We shall not underestimate the power of the rabbit in future. We will know how to stop rabbits from eating trees. Every new tree will be safe inside a plastic tree shelter and behind a mesh fence. And out in the wider garden beyond the walls, where roe are a problem (both browsing and fraying), we shall be erecting taller defences. Black plastic guards of square mesh, 1.2 metres high, will help prevent too much damage to our bigger trees.
Tubes are a good way of spending some of the landscaping budget, anyway, often doubling the speed at which saplings put on height and girth. The effect is much more pronounced with broadleaved trees. Conifers do better inside a less-cosseting protection of open mesh.

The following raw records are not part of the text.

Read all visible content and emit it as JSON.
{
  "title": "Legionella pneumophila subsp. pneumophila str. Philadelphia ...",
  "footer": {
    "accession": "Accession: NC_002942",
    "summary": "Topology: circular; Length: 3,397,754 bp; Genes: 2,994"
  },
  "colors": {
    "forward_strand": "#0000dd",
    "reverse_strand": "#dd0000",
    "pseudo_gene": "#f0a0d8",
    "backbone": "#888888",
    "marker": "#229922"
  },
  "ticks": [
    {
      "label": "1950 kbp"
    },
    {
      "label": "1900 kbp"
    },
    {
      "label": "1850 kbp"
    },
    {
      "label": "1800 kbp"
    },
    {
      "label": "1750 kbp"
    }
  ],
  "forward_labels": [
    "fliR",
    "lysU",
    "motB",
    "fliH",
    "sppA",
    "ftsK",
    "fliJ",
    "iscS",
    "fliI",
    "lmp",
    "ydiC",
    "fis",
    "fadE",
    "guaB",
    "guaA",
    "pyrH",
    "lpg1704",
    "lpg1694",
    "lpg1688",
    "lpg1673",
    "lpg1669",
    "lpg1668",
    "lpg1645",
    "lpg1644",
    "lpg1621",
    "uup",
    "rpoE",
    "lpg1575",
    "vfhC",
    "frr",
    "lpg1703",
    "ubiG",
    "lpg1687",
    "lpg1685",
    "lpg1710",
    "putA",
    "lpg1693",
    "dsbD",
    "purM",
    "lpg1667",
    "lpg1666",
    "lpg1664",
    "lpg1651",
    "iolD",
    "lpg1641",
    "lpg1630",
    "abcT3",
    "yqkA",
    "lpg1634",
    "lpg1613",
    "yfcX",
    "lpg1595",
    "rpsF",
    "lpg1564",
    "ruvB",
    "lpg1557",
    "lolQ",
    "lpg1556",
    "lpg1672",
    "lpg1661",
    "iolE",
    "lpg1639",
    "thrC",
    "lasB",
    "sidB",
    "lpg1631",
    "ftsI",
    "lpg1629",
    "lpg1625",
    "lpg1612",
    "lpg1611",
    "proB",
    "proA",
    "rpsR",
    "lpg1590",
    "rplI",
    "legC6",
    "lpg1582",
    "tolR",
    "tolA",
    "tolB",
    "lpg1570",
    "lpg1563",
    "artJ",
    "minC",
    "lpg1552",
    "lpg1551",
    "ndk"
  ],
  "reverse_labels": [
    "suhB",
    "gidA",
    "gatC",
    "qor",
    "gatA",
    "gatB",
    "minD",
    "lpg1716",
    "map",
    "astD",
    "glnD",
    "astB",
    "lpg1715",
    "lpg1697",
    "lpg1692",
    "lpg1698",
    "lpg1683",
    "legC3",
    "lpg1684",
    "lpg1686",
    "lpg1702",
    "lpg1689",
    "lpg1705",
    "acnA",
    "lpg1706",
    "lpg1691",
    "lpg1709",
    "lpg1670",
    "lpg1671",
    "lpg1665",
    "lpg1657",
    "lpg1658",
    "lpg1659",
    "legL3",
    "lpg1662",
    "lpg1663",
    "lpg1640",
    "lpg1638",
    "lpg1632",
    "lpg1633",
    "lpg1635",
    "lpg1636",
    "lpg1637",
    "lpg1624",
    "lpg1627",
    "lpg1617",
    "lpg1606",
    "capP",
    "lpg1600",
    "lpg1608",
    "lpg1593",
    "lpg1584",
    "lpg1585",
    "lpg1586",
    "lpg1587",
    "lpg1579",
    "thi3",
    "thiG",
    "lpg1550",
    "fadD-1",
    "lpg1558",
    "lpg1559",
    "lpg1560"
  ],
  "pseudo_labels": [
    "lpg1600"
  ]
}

We were tempted in the early stages of developing our landscape to buy specimen trees, which promised to create an effect much more quickly than small transplants. This was an expensive miscalculation.
Thirty years of struggle with cold winds and cloudy summers has proved that a wee tree, comfortable inside a tube, is going to outperform any man-sized sapling, which often lives but rarely thrives. And over the years you will find that your list of favourite trees is likely to change dramatically. In my case, Norway maples and some willows have slipped off the list while the Italian alder has proved to be a superstar, taller and more robust than almost any other broadleaved tree we can grow, while keeping every leaf on its wide-sweeping lower branches.
Best conifer is still the much-maligned Leyland cypress – in the right place it is big and beautiful and wonderfully hardy.
One doesn’t need to worry about how to stop rabbits eating trees when therer are mature Leyland cypress. Worth noting is the fact that rabbits ignore mature Leyland cypress but will maliciously destroy young transplants, so they do need a hoop of mesh to give them a start. Roe deer also thrash young Leylands to death if they find them anywhere on the boundaries of their territory, so a couple of stakes provide protection against this damage.
The simplest guard for any tree is a spiral of plastic wound around the young broadleaf and its cane. This will protect your sapling for a month or two, although it can actually be counter-productive in the case of browsing deer, which soon realise that the plastic is the signpost to a most attractive mouthful of fodder.
My lessons from the recent skirmishes with rabbits are that tubes and fences are a must and, where those are impossible, there is a lot to be said for shrubs that rabbits really do dislike: rugosa roses, leycesteria, fuchsia and berberis have their uses.